Here are six common mistakes that debtors make when they are considering filing for bankruptcy – mistakes that can lead to additional debt and even to having your bankruptcy petition dismissed.

Avoid the following mistakes to ensure that your bankruptcy petition is successful and that as much debt as possible is discharged:

1. Running up credit card bills once you’ve decided to file for bankruptcy: Some debtors mistakenly believe that they can charge as much to their credit cards as they want since their debts are going to be eliminated in bankruptcy. The fact is, however, certain debts you incur within 90 days before filing for bankruptcy are non-dischargeable – which means you’re left with the bill and you won’t get the clean slate you were hoping for.
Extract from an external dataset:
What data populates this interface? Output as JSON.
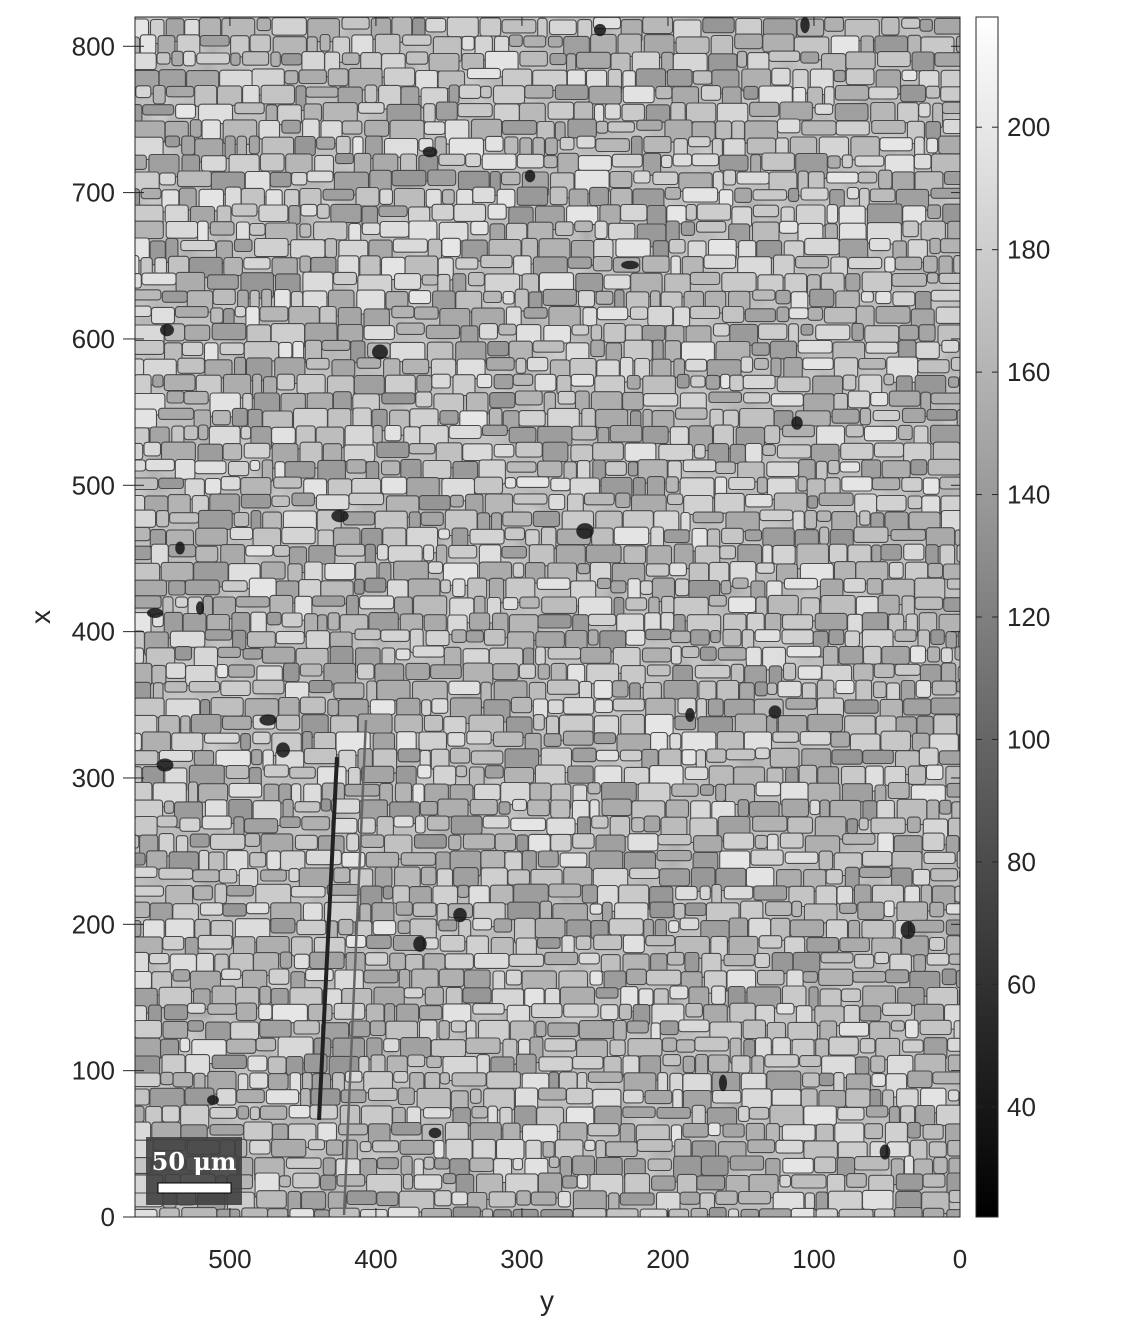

 2. Transferring property out of your name: Often consumers mistakenly believe that they can protect assets such as their home or car by giving it to a family member before they file for bankruptcy. Under the law, a bankruptcy trustee has the authority to reverse transfers of property if those transfers were made in an attempt to hide assets from creditors. Undertaking these transfers is typically unnecessary anyway because property exemptions allow debtors to keep much of their property after filing for bankruptcy.

3. Repaying family members:Under bankruptcy law, you cannot treat one creditor more favorably than another, and that includes family members.Payments that you make to family members within one year of filing for bankruptcy may actually be reclaimed by the bankruptcy trustee and then distributed proportionately amongst your creditors.
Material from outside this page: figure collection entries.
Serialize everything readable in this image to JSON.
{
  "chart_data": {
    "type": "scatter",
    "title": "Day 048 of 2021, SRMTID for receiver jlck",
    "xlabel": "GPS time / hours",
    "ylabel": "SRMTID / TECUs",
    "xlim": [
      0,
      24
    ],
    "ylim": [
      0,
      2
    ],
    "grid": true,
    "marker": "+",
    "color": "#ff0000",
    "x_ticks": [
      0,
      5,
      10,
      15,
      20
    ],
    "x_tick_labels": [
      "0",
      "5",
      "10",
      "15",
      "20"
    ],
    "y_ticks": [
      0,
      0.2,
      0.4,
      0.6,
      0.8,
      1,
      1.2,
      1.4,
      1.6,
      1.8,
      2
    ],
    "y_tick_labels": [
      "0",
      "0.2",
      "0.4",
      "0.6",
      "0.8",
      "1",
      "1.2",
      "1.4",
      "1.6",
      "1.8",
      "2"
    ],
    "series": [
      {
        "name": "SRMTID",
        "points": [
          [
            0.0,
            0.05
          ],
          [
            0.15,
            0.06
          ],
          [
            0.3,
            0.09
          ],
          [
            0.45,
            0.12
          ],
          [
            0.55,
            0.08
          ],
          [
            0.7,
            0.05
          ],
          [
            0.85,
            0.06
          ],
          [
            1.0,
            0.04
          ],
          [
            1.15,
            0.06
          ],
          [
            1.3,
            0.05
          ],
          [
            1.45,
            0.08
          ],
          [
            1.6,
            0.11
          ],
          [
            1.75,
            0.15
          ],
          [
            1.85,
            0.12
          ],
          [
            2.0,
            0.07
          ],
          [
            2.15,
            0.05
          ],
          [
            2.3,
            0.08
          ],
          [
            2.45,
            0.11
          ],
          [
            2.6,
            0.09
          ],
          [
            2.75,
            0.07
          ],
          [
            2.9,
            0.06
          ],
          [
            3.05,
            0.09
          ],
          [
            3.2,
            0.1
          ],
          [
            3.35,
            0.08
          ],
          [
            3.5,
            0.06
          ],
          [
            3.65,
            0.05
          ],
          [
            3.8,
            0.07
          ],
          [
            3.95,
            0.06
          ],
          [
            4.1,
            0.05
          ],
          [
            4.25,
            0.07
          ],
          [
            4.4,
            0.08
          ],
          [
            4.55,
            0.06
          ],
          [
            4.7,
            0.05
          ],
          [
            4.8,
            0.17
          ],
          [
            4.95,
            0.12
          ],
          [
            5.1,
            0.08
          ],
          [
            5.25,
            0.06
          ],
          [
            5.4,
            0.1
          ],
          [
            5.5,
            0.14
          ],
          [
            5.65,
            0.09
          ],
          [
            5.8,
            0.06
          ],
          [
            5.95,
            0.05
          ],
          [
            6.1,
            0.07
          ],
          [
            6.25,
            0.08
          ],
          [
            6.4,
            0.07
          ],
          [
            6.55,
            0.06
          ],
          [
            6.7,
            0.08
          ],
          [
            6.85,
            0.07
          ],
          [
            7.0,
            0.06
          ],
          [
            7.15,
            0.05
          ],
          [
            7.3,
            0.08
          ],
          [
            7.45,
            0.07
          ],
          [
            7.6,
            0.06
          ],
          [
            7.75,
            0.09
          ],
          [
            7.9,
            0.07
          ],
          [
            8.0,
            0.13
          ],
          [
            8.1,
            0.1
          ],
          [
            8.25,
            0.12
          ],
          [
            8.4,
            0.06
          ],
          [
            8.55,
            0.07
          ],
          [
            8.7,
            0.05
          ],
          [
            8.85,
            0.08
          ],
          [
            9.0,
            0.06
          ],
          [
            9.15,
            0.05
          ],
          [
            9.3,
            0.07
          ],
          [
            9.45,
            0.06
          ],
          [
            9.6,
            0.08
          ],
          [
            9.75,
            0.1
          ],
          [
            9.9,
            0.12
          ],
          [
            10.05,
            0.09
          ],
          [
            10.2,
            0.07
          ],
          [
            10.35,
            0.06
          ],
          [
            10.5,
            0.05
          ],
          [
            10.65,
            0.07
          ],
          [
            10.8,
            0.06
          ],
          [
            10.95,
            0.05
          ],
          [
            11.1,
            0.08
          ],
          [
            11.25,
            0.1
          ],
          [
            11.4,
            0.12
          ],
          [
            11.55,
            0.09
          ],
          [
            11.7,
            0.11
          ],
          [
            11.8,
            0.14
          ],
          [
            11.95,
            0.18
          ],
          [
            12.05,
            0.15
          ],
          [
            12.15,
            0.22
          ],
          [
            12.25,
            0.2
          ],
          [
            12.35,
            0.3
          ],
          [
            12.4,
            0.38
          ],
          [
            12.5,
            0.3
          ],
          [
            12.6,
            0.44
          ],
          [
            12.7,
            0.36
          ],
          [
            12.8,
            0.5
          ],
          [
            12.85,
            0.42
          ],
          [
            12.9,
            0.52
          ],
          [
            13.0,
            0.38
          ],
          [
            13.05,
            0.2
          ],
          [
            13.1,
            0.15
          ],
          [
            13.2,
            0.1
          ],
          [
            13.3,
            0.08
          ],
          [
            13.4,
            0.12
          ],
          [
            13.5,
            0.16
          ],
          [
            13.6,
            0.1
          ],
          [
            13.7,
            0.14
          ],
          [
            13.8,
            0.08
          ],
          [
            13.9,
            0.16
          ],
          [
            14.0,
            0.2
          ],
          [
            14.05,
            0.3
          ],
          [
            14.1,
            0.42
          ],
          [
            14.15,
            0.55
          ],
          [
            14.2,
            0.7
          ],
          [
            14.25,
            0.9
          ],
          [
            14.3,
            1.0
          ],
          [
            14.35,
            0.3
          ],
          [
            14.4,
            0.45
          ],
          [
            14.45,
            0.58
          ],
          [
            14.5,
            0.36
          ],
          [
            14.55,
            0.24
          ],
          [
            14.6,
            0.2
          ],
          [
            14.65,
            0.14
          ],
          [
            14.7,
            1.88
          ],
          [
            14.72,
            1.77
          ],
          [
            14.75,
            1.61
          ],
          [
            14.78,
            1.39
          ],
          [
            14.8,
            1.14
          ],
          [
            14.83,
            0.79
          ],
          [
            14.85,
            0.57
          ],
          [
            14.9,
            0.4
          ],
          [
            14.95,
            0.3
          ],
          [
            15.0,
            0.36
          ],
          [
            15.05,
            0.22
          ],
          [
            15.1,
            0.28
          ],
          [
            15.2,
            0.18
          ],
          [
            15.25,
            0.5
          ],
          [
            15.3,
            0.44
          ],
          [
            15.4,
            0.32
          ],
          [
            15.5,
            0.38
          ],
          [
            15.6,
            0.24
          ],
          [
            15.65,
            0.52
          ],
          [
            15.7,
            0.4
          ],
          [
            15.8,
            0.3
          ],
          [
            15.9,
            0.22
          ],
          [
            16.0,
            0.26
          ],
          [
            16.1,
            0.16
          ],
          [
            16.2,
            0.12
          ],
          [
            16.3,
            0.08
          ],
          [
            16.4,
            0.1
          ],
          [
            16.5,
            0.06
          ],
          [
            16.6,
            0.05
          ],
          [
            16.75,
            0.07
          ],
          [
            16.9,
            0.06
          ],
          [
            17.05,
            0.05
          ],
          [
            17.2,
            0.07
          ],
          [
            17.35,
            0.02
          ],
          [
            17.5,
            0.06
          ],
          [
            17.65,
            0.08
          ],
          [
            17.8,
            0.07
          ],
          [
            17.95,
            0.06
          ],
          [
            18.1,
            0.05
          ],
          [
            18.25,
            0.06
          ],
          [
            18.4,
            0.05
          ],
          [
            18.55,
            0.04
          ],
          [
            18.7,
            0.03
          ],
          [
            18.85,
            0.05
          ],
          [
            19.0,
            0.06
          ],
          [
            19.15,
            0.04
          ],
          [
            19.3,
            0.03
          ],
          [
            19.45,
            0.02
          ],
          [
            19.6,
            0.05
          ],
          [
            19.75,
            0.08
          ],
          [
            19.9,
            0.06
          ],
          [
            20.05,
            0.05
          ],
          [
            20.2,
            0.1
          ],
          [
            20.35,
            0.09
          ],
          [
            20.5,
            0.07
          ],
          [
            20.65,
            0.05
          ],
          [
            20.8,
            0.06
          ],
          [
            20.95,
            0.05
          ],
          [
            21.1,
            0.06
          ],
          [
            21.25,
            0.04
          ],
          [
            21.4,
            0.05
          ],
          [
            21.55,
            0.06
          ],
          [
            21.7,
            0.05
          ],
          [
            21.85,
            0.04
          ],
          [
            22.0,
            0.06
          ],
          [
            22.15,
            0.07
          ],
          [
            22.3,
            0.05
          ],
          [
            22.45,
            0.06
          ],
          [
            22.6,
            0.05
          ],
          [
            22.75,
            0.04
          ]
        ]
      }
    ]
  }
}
4. Liquidating your retirement account: In general, retirement accounts are considered exempt property in bankruptcy filings. By cashing out your retirement accounts, you could lose your security for the future while still being left with considerable debts.

5. Using an equity line of credit to pay off debt: Under bankruptcy law, you typically have the ability to claim an exemption for equity in your home, which means that you retain that equity even after you go through bankruptcy. If you convert your equity into debt before filing for bankruptcy, however, you may be left with new debt that will be non-dischargeable, meaning you will still be responsible for paying it off even after your other debts have been wiped out.
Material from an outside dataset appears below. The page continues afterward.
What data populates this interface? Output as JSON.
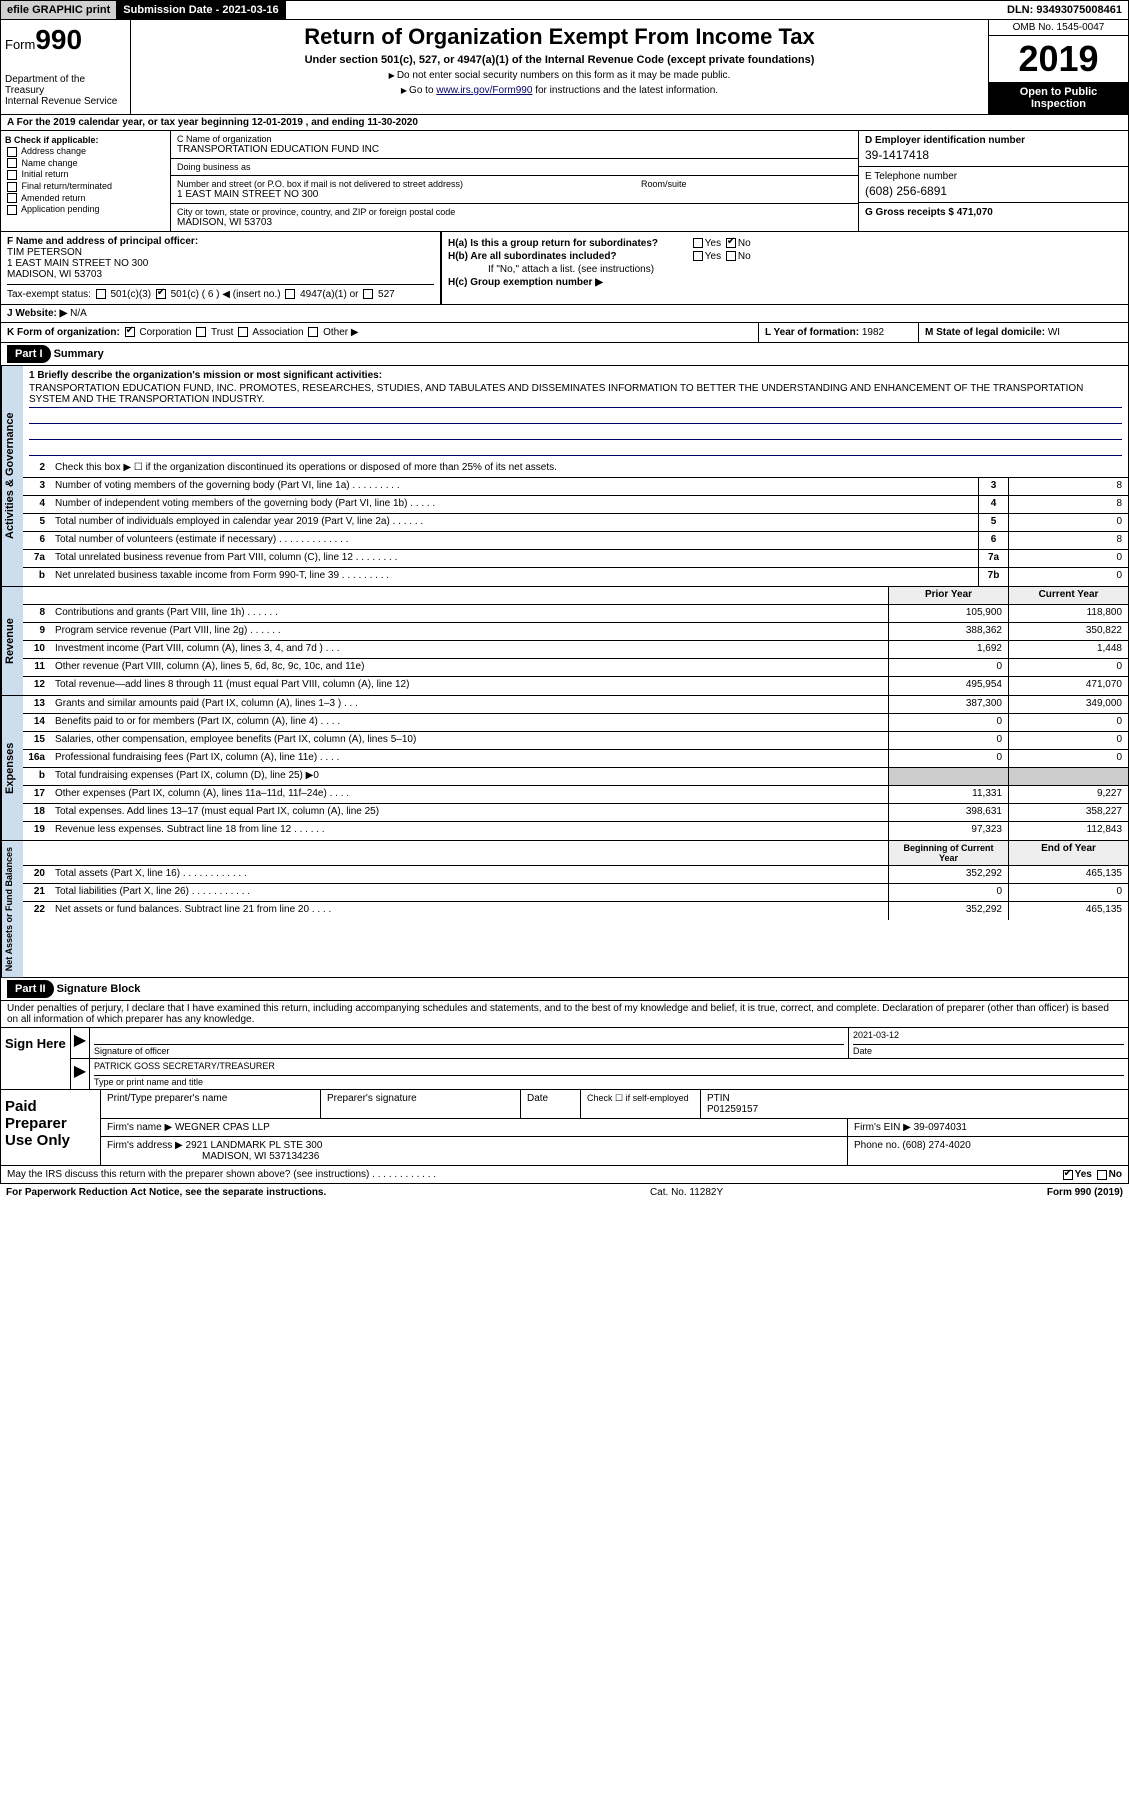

6. Failing to be completely honest with your bankruptcy attorney: Unless your bankruptcy attorney has complete and accurate information about your debts and assets, they cannot properly file your bankruptcy petition. By withholding information from your bankruptcy attorney, you are taking the chance of having your bankruptcy petition dismissed as well as losing out on assets you may otherwise have been able to keep. Attempting to hide an asset can even result in criminal charges.

Remember, your bankruptcy attorney is there to help you, not judge you – there is no reason why you can’t be completely open and honest with your bankruptcy attorney throughout the entire process.